Will Gaona, a staffer for Phoenix City Councilwoman Vania Guevara, said the resources spent on Brewer's column could be put to better use.
"As a subscriber, I believe I’d get more value from additional reporting than this column. That calculation could be different for a different columnist," he wrote to del Puerto of the Capitol Times, who appeared to spend the greater part of Sunday engaging critics of the Republic's newest hire.
Chris Herstam, a former Arizona Republican who recently switched parties, agreed with Gaona, noting the recent layoff of Pulitzer-winning cartoonist Steve Benson.
"Benson or Brewer? Easy journalistic choice," he wrote.

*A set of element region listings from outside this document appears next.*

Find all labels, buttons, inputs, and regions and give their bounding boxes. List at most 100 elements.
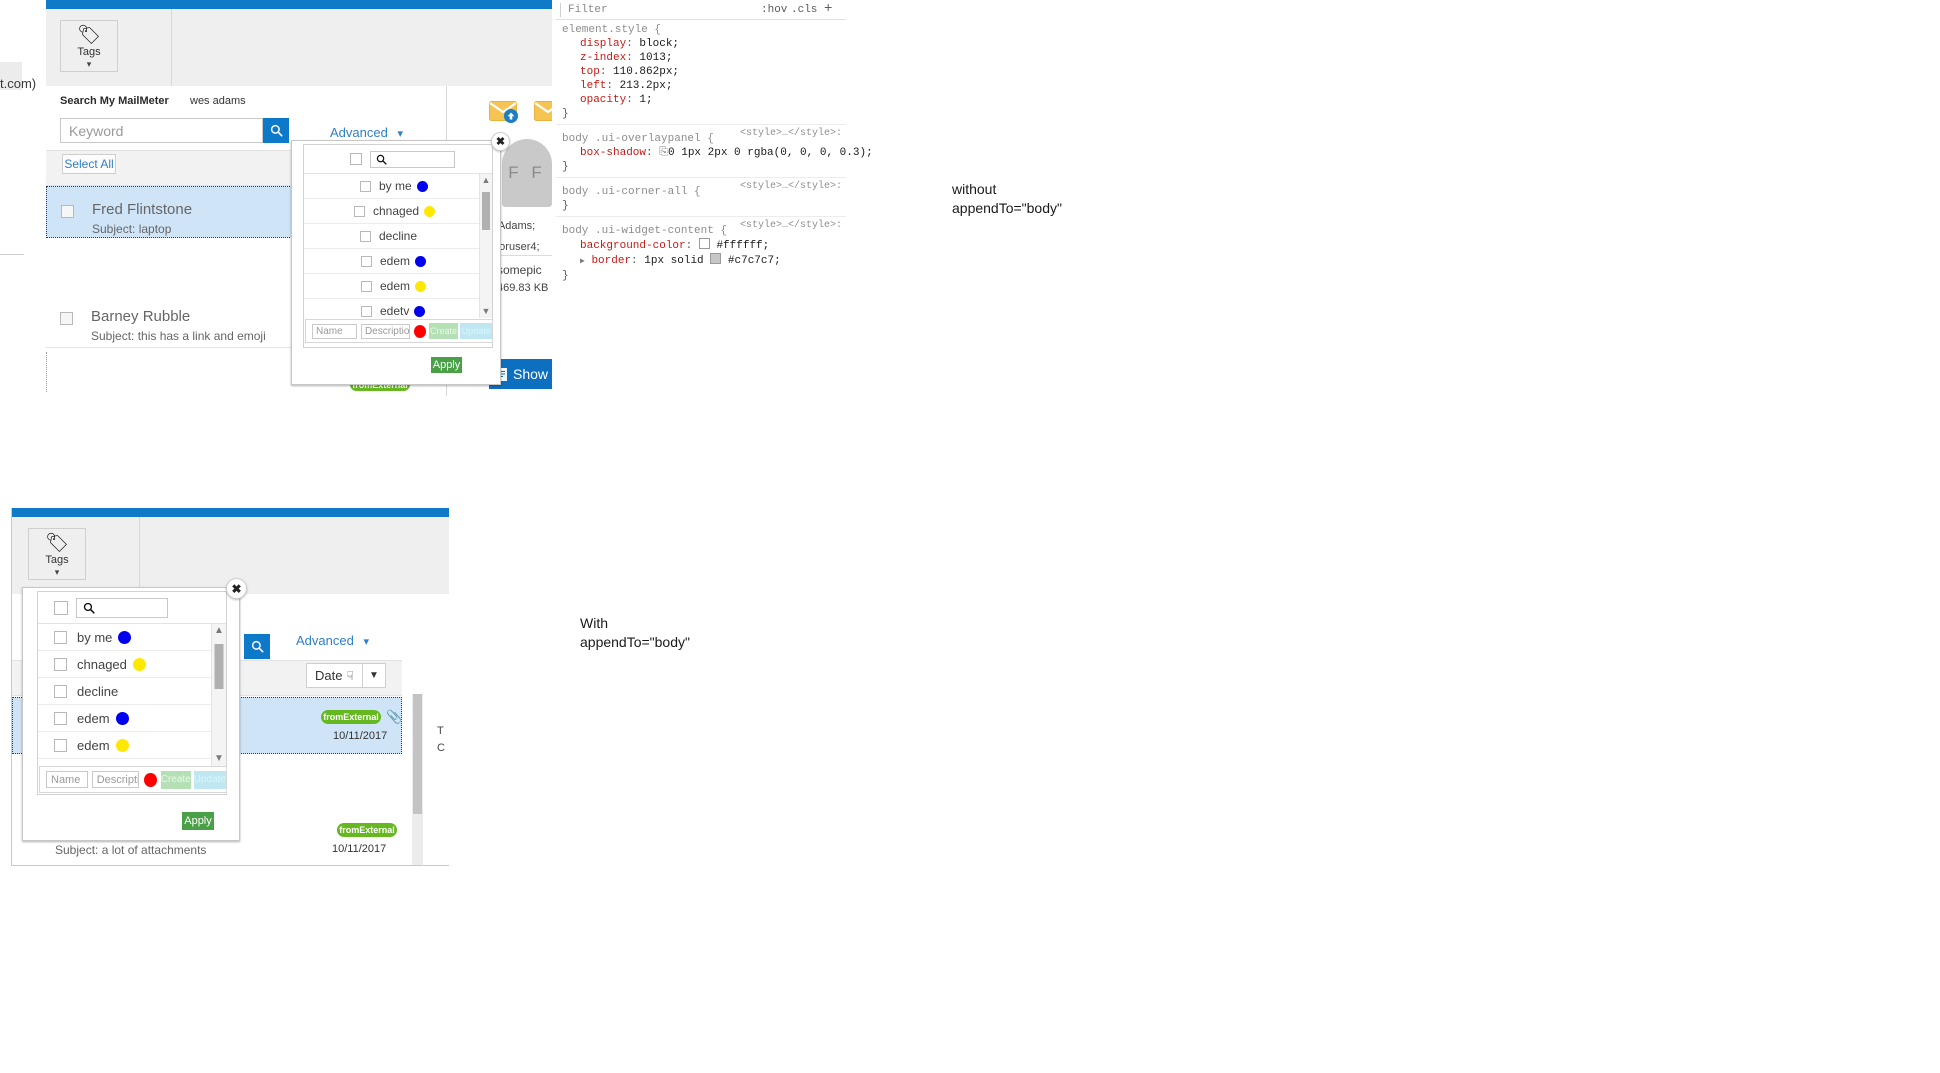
apply-button[interactable]: Apply (182, 812, 214, 830)
tag-item-checkbox[interactable] (54, 657, 67, 671)
chevron-up-icon[interactable]: ▲ (212, 624, 226, 636)
css-rule[interactable]: body .ui-overlaypanel { <style>…</style>… (556, 125, 873, 178)
devtools-filter-input[interactable]: Filter (568, 4, 608, 16)
tag-list-scrollbar[interactable]: ▲ ▼ (479, 174, 492, 318)
shadow-editor-icon[interactable]: ⎘ (659, 146, 668, 160)
css-value[interactable]: 110.862px; (613, 66, 679, 78)
css-declaration[interactable]: display: block; (562, 37, 846, 51)
tag-list-scrollbar[interactable]: ▲ ▼ (211, 624, 226, 766)
tag-description-input[interactable]: Description (91, 771, 139, 788)
css-value-color[interactable]: #c7c7c7; (728, 255, 781, 267)
chevron-up-icon[interactable]: ▲ (480, 174, 492, 185)
tags-button[interactable]: 🏷 Tags ▾ (60, 20, 118, 72)
css-origin[interactable]: <style>…</style>: (740, 220, 842, 231)
list-item[interactable]: edem (304, 249, 492, 274)
tag-item-checkbox[interactable] (361, 255, 372, 267)
css-value[interactable]: 1; (639, 94, 652, 106)
css-property[interactable]: background-color (580, 240, 686, 252)
list-item[interactable]: edem (38, 732, 226, 759)
css-rule[interactable]: element.style { display: block; z-index:… (556, 20, 846, 125)
advanced-toggle-link[interactable]: Advanced ▾ (330, 125, 403, 140)
sort-dropdown[interactable]: Date ☟ ▼ (306, 663, 386, 688)
tag-color-picker[interactable] (143, 772, 157, 787)
list-item[interactable]: edem (304, 274, 492, 299)
update-tag-button[interactable]: Update (460, 323, 492, 339)
list-item[interactable]: decline (304, 224, 492, 249)
select-all-button[interactable]: Select All (62, 154, 116, 174)
chevron-down-icon[interactable]: ▼ (212, 754, 226, 764)
color-swatch[interactable] (698, 238, 710, 249)
css-declaration[interactable]: ▶ border: 1px solid #c7c7c7; (562, 253, 846, 269)
tag-list[interactable]: by me chnaged decline edem edem (38, 624, 226, 766)
tag-name-input[interactable]: Name (46, 771, 88, 788)
css-property[interactable]: display (580, 38, 626, 50)
close-panel-button[interactable]: ✖ (491, 132, 510, 151)
css-declaration[interactable]: background-color: #ffffff; (562, 238, 846, 253)
css-value[interactable]: block; (639, 38, 679, 50)
tag-item-checkbox[interactable] (54, 630, 67, 644)
tag-item-checkbox[interactable] (361, 280, 372, 292)
css-selector[interactable]: body .ui-overlaypanel { (562, 133, 714, 145)
tag-name-input[interactable]: Name (312, 323, 357, 339)
chevron-down-icon[interactable]: ▼ (480, 307, 492, 316)
tag-item-checkbox[interactable] (360, 230, 371, 242)
css-selector[interactable]: body .ui-widget-content { (562, 225, 727, 237)
list-item[interactable]: chnaged (304, 199, 492, 224)
expand-triangle-icon[interactable]: ▶ (580, 255, 585, 269)
tag-description-input[interactable]: Description (360, 323, 410, 339)
list-item[interactable]: decline (38, 678, 226, 705)
list-item[interactable]: edem (38, 705, 226, 732)
css-property[interactable]: z-index (580, 52, 626, 64)
color-swatch[interactable] (710, 253, 722, 264)
tag-search-input[interactable] (76, 597, 168, 618)
create-tag-button[interactable]: Create (160, 770, 191, 789)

The debate over Brewer mirrors a national debate over opinion sections as social media democratizes the art of punditry, once reserved for elites, while simultaneously hardening our political bubbles. Which views belong in the public discourse? Which views belong in the dust bin? Who deserves a platform? Who is missing from the debate? Do we even need opinion sections anymore?
New hires become flash points in the debate. At the New York Times, there was Bari Weiss and Bret Stephens. At The Atlantic, there was Kevin Williamson. At the Republic, it's Brewer.
Her hiring makes her the most conservative Republic opinion writer in a list that includes Robert Robb, Phil Boas, and Jon Gabriel. On the left, the paper has Montini, Laurie Roberts, and Elvia Diaz. Joanna Allhands opines about water, while Abe Kwok takes on city issues.